With just under four minutes to play, Cowan exploded toward the rim, looking for his first made field goal. To that point, the Big Ten’s fifth-highest scorer had only been able to muster eight points from the free-throw line.

Despite making his first field goal of the evening, Cowan wasn’t satisfied when he landed on the ground — mostly because his fall was a crash landing on the floor, after a mid-air collision with a 6-foot-9 forward, 270-pound forward.

“Anthony went in and shot a layup. Somehow, he ends up on the ground. I don’t think he ended up [there] by himself,” Turgeon said. “He was frustrated because he got tackled on a layup and there wasn’t a call.”

When he realized the official didn’t blow the whistle, Cowan’s frustration boiled over. He kicked out his leg. The officials stopped play to review the situation — a near miss between Cowan’s foot and Wesson’s head.

After the review, which coincided with the final media timeout, the officials explained to Turgeon that they had to call the technical foul because of the appearance of intent.

Turgeon explained after the game that Cowan wasn’t aiming for Wesson’s head, and it was a bout of frustration because of the officials’ reluctance to call that foul.

“Shouldn’t have done it, he did it,” Turgeon said. “But Anthony’s not kicking at him. … We can take all that out of the way that he was trying to kick the player, because he wasn’t.”

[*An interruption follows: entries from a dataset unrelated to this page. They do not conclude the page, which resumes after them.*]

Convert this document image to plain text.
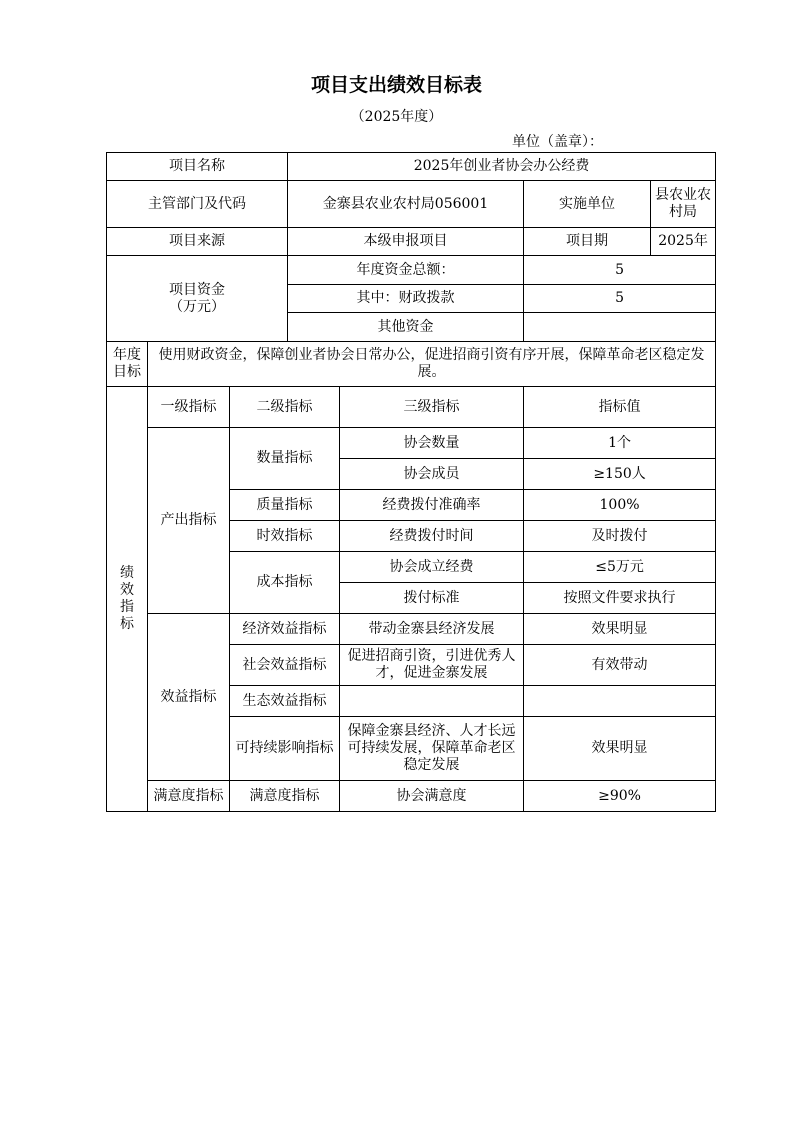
项目支出绩效目标表
（2025年度）
单位（盖章）：
项目名称			2025年创业者协会办公经费			
主管部门及代码			金寨县农业农村局056001		实施单位	县农业农村局
项目来源			本级申报项目		项目期	2025年

项目资金
（万元）			年度资金总额：		5	
			其中：财政拨款		5	
			其他资金			
年度目标	使用财政资金，保障创业者协会日常办公，促进招商引资有序开展，保障革命老区稳定发展。					

绩
效
指
标	一级指标	二级指标		三级指标	指标值	
	产出指标	数量指标		协会数量	1个	
				协会成员	≥150人	
		质量指标		经费拨付准确率	100%	
		时效指标		经费拨付时间	及时拨付	
		成本指标		协会成立经费	≤5万元	
				拨付标准	按照文件要求执行	
	效益指标	经济效益指标		带动金寨县经济发展	效果明显	
		社会效益指标		促进招商引资，引进优秀人才，促进金寨发展	有效带动	
		生态效益指标				
		可持续影响指标		保障金寨县经济、人才长远可持续发展，保障革命老区稳定发展	效果明显	
	满意度指标	满意度指标		协会满意度	≥90%	
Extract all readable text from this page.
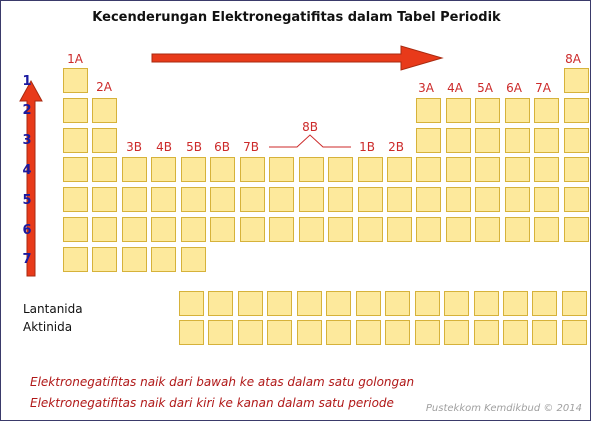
Kecenderungan Elektronegatifitas dalam Tabel Periodik
1A
2A
3B	4B	5B	6B	7B
8B
1B	2B
3A	4A	5A	6A	7A
8A
1
2
3
4
5
6
7
Lantanida
Aktinida
Elektronegatifitas naik dari bawah ke atas dalam satu golongan
Elektronegatifitas naik dari kiri ke kanan dalam satu periode	Pustekkom Kemdikbud © 2014
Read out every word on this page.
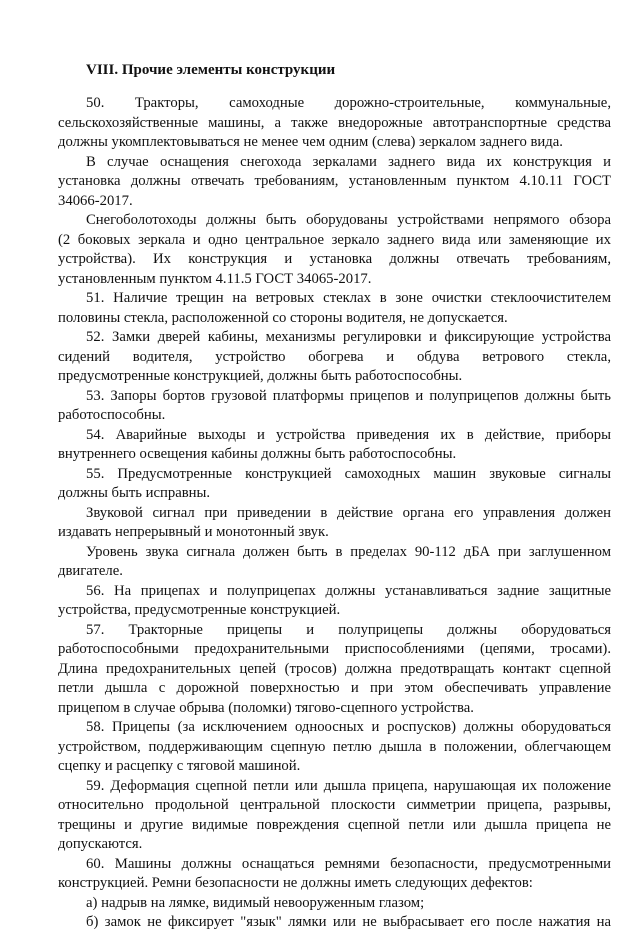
VIII. Прочие элементы конструкции
50. Тракторы, самоходные дорожно-строительные, коммунальные,
сельскохозяйственные машины, а также внедорожные автотранспортные средства
должны укомплектовываться не менее чем одним (слева) зеркалом заднего вида.
В случае оснащения снегохода зеркалами заднего вида их конструкция и
установка должны отвечать требованиям, установленным пунктом 4.10.11 ГОСТ
34066-2017.
Снегоболотоходы должны быть оборудованы устройствами непрямого обзора
(2 боковых зеркала и одно центральное зеркало заднего вида или заменяющие их
устройства). Их конструкция и установка должны отвечать требованиям,
установленным пунктом 4.11.5 ГОСТ 34065-2017.
51. Наличие трещин на ветровых стеклах в зоне очистки стеклоочистителем
половины стекла, расположенной со стороны водителя, не допускается.
52. Замки дверей кабины, механизмы регулировки и фиксирующие устройства
сидений водителя, устройство обогрева и обдува ветрового стекла,
предусмотренные конструкцией, должны быть работоспособны.
53. Запоры бортов грузовой платформы прицепов и полуприцепов должны быть
работоспособны.
54. Аварийные выходы и устройства приведения их в действие, приборы
внутреннего освещения кабины должны быть работоспособны.
55. Предусмотренные конструкцией самоходных машин звуковые сигналы
должны быть исправны.
Звуковой сигнал при приведении в действие органа его управления должен
издавать непрерывный и монотонный звук.
Уровень звука сигнала должен быть в пределах 90-112 дБА при заглушенном
двигателе.
56. На прицепах и полуприцепах должны устанавливаться задние защитные
устройства, предусмотренные конструкцией.
57. Тракторные прицепы и полуприцепы должны оборудоваться
работоспособными предохранительными приспособлениями (цепями, тросами).
Длина предохранительных цепей (тросов) должна предотвращать контакт сцепной
петли дышла с дорожной поверхностью и при этом обеспечивать управление
прицепом в случае обрыва (поломки) тягово-сцепного устройства.
58. Прицепы (за исключением одноосных и роспусков) должны оборудоваться
устройством, поддерживающим сцепную петлю дышла в положении, облегчающем
сцепку и расцепку с тяговой машиной.
59. Деформация сцепной петли или дышла прицепа, нарушающая их положение
относительно продольной центральной плоскости симметрии прицепа, разрывы,
трещины и другие видимые повреждения сцепной петли или дышла прицепа не
допускаются.
60. Машины должны оснащаться ремнями безопасности, предусмотренными
конструкцией. Ремни безопасности не должны иметь следующих дефектов:
а) надрыв на лямке, видимый невооруженным глазом;
б) замок не фиксирует "язык" лямки или не выбрасывает его после нажатия на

The officials made the determination just before the timeout expired. Instead of heading back on the floor for yet another closely contested game in his storied Maryland career, Cowan was forced to be a spectator for the final minutes.

After removing the towel from his face, Cowan clapped and shouted encouragement from the bench as he tried to lead from the sideline.

“His passion is coming out. He just wants to win, and whatever he’s got to do to help us win, he’s all in,” guard Eric Ayala said. “He’s our leader, you know, we follow him. I just see his passion out there — how passionate he is about winning.”

When Cowan was relegated to the bench for good, Maryland trailed 64-59. The Terps tallied 13 points after his departure, but it wasn’t enough to complete the comeback, as the Buckeyes kept responding on the other end.

Following the game, Holtmann was complimentary of the Terps’ guard and just how difficult he is to formulate a gameplan against, because of his combination of driving ability and shooting proficiency.

“The kid’s been such a great player for four years,” Holtmann said. “I can’t wait to see him leave.”

If Maryland and Ohio State don’t meet in the postseason, Holtmann’s last on-court memory of Cowan in a Terps jersey will be a kick that ended a frustrating evening in Columbus, Ohio.